Bambang Iswanto
Dosen Institut Agama Islam Negeri Samarinda
SULIT membayangkan dan memercayai seorang pemimpin pemerintahan besar, masih menggunakan baju bertambal. Bukan untuk pencitraan. Tetapi karena benar-benar tidak memiliki baju yang bagus. Itulah Umar bin Khattab, khalifah kedua dari empat khalifah yang dikenal sebagai khalifah kedua al-Khulafa’ur Rasyidun.
Daerah Mesir, Libya, Baitul Maqdis, Barqoh, Persia, Irak, Armenia, Azerbaijan, Khurasan, Nisabur, Basra, Suriah, Yordania, Gaza, dan beberapa daerah di sekitar Laut Tengah sudah masuk wilayah kekhalifahan Islam yang dipimpin Umar bin Khattab.
Yang sering terlintas dalam bayangan banyak orang, pemimpin sering digambarkan dengan mahkota berlapis logam mulia dan bertabur permata, menggunakan jubah kebesaran supermewah berbahan sutra.
Ternyata terbalik 180 derajat dengan gambaran Umar ketika menjadi khalifah. Penampilannya tidak berbeda dengan rakyat biasa, bahkan sering terjadi pejabat di bawahnya pangling dan tidak tahu sudah berhadapan dengan khalifahnya sendiri. Sebab penampilan yang sangat bersahaja ditunjukkan dalam keseharian Umar memimpin negara.
Bukan hanya untuk dirinya, untuk keluarganya pun diterapkan sikap hidup yang sama. Pernah anaknya menangis ketika pulang sekolah, karena disindir teman-temannya memakai pakaian yang sangat lusuh dan kumal.

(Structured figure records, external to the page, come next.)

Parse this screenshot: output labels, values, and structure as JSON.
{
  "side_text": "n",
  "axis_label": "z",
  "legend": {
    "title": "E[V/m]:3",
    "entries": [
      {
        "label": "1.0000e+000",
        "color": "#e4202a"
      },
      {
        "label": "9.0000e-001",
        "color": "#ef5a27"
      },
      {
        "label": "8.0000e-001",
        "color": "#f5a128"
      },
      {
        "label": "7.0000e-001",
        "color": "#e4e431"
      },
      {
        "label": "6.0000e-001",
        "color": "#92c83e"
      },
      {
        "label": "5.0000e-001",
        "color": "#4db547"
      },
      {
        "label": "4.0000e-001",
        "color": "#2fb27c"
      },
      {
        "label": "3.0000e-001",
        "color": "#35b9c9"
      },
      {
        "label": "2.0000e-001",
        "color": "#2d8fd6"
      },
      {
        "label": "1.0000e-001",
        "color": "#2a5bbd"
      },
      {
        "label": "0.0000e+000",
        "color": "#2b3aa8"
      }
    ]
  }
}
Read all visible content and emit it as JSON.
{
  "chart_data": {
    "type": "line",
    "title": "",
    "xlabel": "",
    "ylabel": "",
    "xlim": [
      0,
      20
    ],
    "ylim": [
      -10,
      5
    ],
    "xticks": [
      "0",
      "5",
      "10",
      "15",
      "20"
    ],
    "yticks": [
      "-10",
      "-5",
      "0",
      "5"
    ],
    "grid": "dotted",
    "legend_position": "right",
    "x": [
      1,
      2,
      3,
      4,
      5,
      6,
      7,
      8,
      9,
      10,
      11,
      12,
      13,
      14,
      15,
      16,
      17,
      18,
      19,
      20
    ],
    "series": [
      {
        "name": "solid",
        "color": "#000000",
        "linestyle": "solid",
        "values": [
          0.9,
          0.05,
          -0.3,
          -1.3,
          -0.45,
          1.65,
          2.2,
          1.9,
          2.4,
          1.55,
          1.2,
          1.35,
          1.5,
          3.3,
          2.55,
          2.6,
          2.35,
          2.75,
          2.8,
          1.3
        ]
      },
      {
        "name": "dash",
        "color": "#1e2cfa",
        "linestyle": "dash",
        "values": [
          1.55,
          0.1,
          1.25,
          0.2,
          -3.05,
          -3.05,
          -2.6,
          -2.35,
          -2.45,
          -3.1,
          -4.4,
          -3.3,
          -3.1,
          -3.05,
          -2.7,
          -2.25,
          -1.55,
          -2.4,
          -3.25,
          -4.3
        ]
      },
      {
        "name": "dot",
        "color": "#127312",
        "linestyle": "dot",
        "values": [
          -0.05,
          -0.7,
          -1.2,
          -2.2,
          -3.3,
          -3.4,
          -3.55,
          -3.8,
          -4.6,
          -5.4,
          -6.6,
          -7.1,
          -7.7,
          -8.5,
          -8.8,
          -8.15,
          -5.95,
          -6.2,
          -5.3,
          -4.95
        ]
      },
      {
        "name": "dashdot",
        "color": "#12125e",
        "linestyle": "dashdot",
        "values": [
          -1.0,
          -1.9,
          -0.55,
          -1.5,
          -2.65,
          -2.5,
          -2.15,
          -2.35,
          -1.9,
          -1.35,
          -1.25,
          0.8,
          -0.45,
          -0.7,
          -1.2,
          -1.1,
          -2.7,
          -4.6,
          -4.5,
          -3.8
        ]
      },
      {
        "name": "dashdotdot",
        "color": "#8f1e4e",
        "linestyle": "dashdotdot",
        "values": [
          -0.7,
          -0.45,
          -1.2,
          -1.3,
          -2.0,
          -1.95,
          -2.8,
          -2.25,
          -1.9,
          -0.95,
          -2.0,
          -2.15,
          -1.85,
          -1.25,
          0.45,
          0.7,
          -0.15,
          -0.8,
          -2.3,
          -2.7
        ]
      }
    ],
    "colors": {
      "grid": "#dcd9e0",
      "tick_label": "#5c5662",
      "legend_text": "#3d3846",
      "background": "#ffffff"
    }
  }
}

Sebagai seorang ayah yang bertanggung jawab, Umar merasa sedih dan tak nyaman dengan kondisi baju anak. Tidak ada baju lain yang lebih baik yang dimiliki dan disediakan. Gaji Umar hanya cukup untuk memenuhi kebutuhan primer.
Umar berikhtiar membelikan baju anaknya dengan cara berutang kepada kas negara (baitul mal). Dia bersurat kepada bendahara negara agar dipinjami uang sebesar empat dirham, dengan jaminan pengembalian akan dilakukan melalui potongan gaji.
Surat berbalas, bendahara bersedia memenuhi permintaan dengan redaksi tambahan, “jika dipotong bulan depan, apakah Anda dapat memastikan akan hidup sampai bulan depan?”
Marahkan Umar kepada sang bendahara yang sudah “lancang” kepadanya? Umar menggigil dan menangis bersujud dan beristigfar serta membalas surat dari bendahara yang diiringi ucapan terima kasih telah diingatkan. Siapa pun tidak bisa memastikan umur seorang manusia, kecuali Allah.
Setelah membatalkan mengutang, Umar memberi tahu anaknya tidak jadi membelikan baju dan menasihati agar si anak tetap sabar memakai baju biasanya.